El Dr. Alfredo Jiménez Orozco, ex Rector de la Universidad Regional del Sureste y actualmente Profesor de tiempo completo de la Facultad de Medicina y Cirugía de la misma, muy gentilmente me obsequió una copia del excelente trabajo de investigación de la Lic. en Psicología y Magister Martha Luz Páez Cala, cuyo título es: “Universidades saludables: los jóvenes y la salud”. Por la trascendencia de los conceptos y la información que en él se vierten, me he permitido reducir en unas cuantas líneas aquello que es necesario destacar y difundir, porque de este tipo de documentos es necesario y conveniente su multiplicación, sobre todo en los tiempos actuales, en donde se requiere que la población en general y particularmente los jóvenes, conozcan, reflexionen y apliquen en su vida diaria todo aquello que sea en beneficio de su salud.

En el artículo se parte de la idea de que los estilos de vida forman parte de los determinantes en salud y que entre los componentes de aquellos es posible identificar aspectos materiales como lo son los hábitos alimenticios, sociales como las redes familiares, e ideológicos como los valores y creencias. Son precisamente la adolescencia y juventud, etapas decisivas en la adquisición, fortalecimiento y consolidación de los estilos de vida, por lo que se considera prioritario estimular patrones maduros de funcionamiento y el desarrollo de una identidad personal y social claramente definida. Los estilos de comportamiento en la esfera sexual, el manejo del tiempo en general y del tiempo libre en particular, integran un sistema protector o de riesgo para la salud, a corto, mediano o largo plazo; y tales estilos de comportamiento se relacionan íntimamente con las redes de apoyo familiar y con las instituciones educativas.
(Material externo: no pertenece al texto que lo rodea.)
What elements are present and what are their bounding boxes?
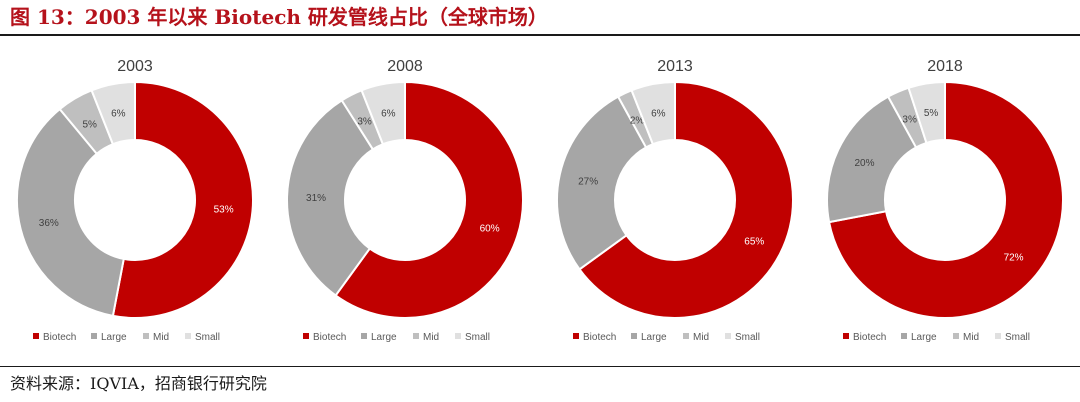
legend-item-large: Large <box>91 332 127 343</box>
chart-title: 2018 <box>927 58 963 75</box>
legend-item-small: Small <box>185 332 220 343</box>
chart-title: 2008 <box>387 58 423 75</box>
legend-label: Biotech <box>853 332 886 343</box>
donut-chart-2018: 2018 72% 20% 3% 5% Biotech Large Mid Small <box>810 40 1080 362</box>
slice-biotech <box>827 80 1064 319</box>
legend-swatch <box>361 333 367 339</box>
slice-label-biotech: 53% <box>214 204 234 215</box>
legend-swatch <box>413 333 419 339</box>
figure-title: 图 13：2003 年以来 Biotech 研发管线占比（全球市场） <box>10 5 548 29</box>
source-note: 资料来源：IQVIA，招商银行研究院 <box>10 374 267 393</box>
legend-swatch <box>953 333 959 339</box>
donut-charts-area: 2003 53% 36% 5% 6% Biotech Large Mid Small 2008 60… <box>0 40 1080 362</box>
title-divider <box>0 34 1080 36</box>
legend-item-biotech: Biotech <box>33 332 76 343</box>
legend-item-small: Small <box>725 332 760 343</box>
slice-small <box>907 80 946 145</box>
legend-item-small: Small <box>455 332 490 343</box>
legend-swatch <box>631 333 637 339</box>
legend-label: Small <box>735 332 760 343</box>
slice-small <box>630 80 676 146</box>
slice-label-mid: 2% <box>630 115 645 126</box>
slice-label-large: 27% <box>578 177 598 188</box>
legend-swatch <box>725 333 731 339</box>
slice-label-small: 5% <box>924 108 939 119</box>
legend-item-biotech: Biotech <box>303 332 346 343</box>
slice-label-small: 6% <box>381 109 396 120</box>
legend-item-biotech: Biotech <box>573 332 616 343</box>
legend-item-mid: Mid <box>413 332 439 343</box>
legend-item-biotech: Biotech <box>843 332 886 343</box>
slice-small <box>90 80 136 146</box>
legend-item-mid: Mid <box>143 332 169 343</box>
chart-title: 2003 <box>117 58 153 75</box>
legend-item-large: Large <box>631 332 667 343</box>
slice-label-mid: 3% <box>902 114 917 125</box>
slice-label-biotech: 60% <box>480 224 500 235</box>
legend-swatch <box>683 333 689 339</box>
slice-large <box>556 95 648 271</box>
legend-swatch <box>843 333 849 339</box>
slice-label-small: 6% <box>651 109 666 120</box>
legend-item-mid: Mid <box>683 332 709 343</box>
legend-swatch <box>33 333 39 339</box>
legend-item-large: Large <box>361 332 397 343</box>
slice-label-large: 20% <box>854 158 874 169</box>
slice-biotech <box>111 80 254 319</box>
legend-label: Large <box>101 332 127 343</box>
legend-swatch <box>573 333 579 339</box>
slice-large <box>826 95 918 224</box>
legend-label: Biotech <box>43 332 76 343</box>
donut-svg: 2003 53% 36% 5% 6% Biotech Large Mid Small <box>16 58 254 343</box>
legend-label: Small <box>1005 332 1030 343</box>
legend-label: Biotech <box>583 332 616 343</box>
slice-large <box>16 107 125 318</box>
legend-item-small: Small <box>995 332 1030 343</box>
legend-swatch <box>143 333 149 339</box>
legend-label: Mid <box>423 332 439 343</box>
slice-label-mid: 3% <box>357 117 372 128</box>
slice-biotech <box>334 80 524 319</box>
legend-swatch <box>455 333 461 339</box>
legend-swatch <box>91 333 97 339</box>
legend-item-large: Large <box>901 332 937 343</box>
slice-biotech <box>578 80 794 319</box>
chart-title: 2013 <box>657 58 693 75</box>
legend-label: Large <box>371 332 397 343</box>
legend-item-mid: Mid <box>953 332 979 343</box>
legend-swatch <box>901 333 907 339</box>
legend-label: Large <box>911 332 937 343</box>
slice-label-mid: 5% <box>82 119 97 130</box>
slice-label-large: 31% <box>306 193 326 204</box>
source-divider <box>0 366 1080 367</box>
slice-large <box>286 98 375 297</box>
legend-label: Mid <box>963 332 979 343</box>
donut-chart-2003: 2003 53% 36% 5% 6% Biotech Large Mid Small <box>0 40 270 362</box>
legend-swatch <box>995 333 1001 339</box>
slice-small <box>360 80 406 146</box>
slice-label-small: 6% <box>111 109 126 120</box>
legend-label: Biotech <box>313 332 346 343</box>
legend-label: Mid <box>693 332 709 343</box>
donut-svg: 2008 60% 31% 3% 6% Biotech Large Mid Small <box>286 58 524 343</box>
donut-chart-2013: 2013 65% 27% 2% 6% Biotech Large Mid Small <box>540 40 810 362</box>
slice-label-large: 36% <box>39 218 59 229</box>
donut-chart-2008: 2008 60% 31% 3% 6% Biotech Large Mid Small <box>270 40 540 362</box>
legend-swatch <box>185 333 191 339</box>
slice-label-biotech: 72% <box>1004 253 1024 264</box>
donut-svg: 2013 65% 27% 2% 6% Biotech Large Mid Small <box>556 58 794 343</box>
slice-label-biotech: 65% <box>744 236 764 247</box>
legend-label: Large <box>641 332 667 343</box>
donut-svg: 2018 72% 20% 3% 5% Biotech Large Mid Small <box>826 58 1064 343</box>
legend-label: Small <box>465 332 490 343</box>
legend-swatch <box>303 333 309 339</box>
legend-label: Small <box>195 332 220 343</box>
legend-label: Mid <box>153 332 169 343</box>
Los estilos de vida saludable incluyen conductas de salud de las personas, patrones de conducta, creencias, conocimientos, hábitos y acciones para mantener, restablecer o mejorar su salud, bienestar y calidad de vida en forma integral. Se consideran producto de dimensiones personales, ambientales y sociales, que emergen no sólo del presente, sino también de la historia personal. Se refieren a comportamientos que disminuyen el riesgo de enfermar, como un control y manejo adecuado del tiempo libre, control y prevención del abuso del alcohol, cafeína, tabaco y sustancias psicoactivas; incluyen la instauración e incremento de actividad física, la sana recreación y manejo del tiempo libre, el sexo seguro, autocuidado de la salud y la atención médica.

El artículo que se comenta resalta que entre los factores protectores se incluye el tener un sentido de vida, objetivos y metas, buena autoestima, autocontrol, habilidades sociales, emocionales, de afrontamiento y enfrentamiento, preconceptos, valoración de drogas y espiritualidad; así mismo, control de los factores de riesgo como el sedentarismo, tabaquismo, alcohol, estrés y algunas otras patologías, entre ellas alteraciones psicológicas, comportamientos perturbadores, maltrato, disfunción familiar y relación con personas consumidoras de drogas. Como el enfoque está dirigido a los jóvenes y muy especialmente a los que se encuentran entre los 15 y los 24 años de edad, la autora hace gala de información obtenida de múltiples estudios de investigación sobre el tema. A manera de resumen y sin entrar en detalles, la mayoría de los investigadores han encontrado, entre los jóvenes de ambos sexos porcentajes significativos de sobre peso, obesidad, consumo de bebidas embriagantes, tabaquismo, sedentarismo y por ende pobre actividad física, alimentación inapropiada, depresión, ideas suicidas, insuficiente cobertura de servicios de salud, trastornos del sueño y por consecuencia manifestaciones de falta del mismo como lo es la somnolencia y el bostezo frecuente, ansiedad subclínica, disfunción familiar severa, elevados consumos de cafeína, diversos fármacos, preocupación por la dieta, sobre todo en el sexo femenino, conductas de riesgo en sus prácticas sexuales, etc.

Lo anterior es muy preocupante. Hagamos lo que nos corresponde a cada quien.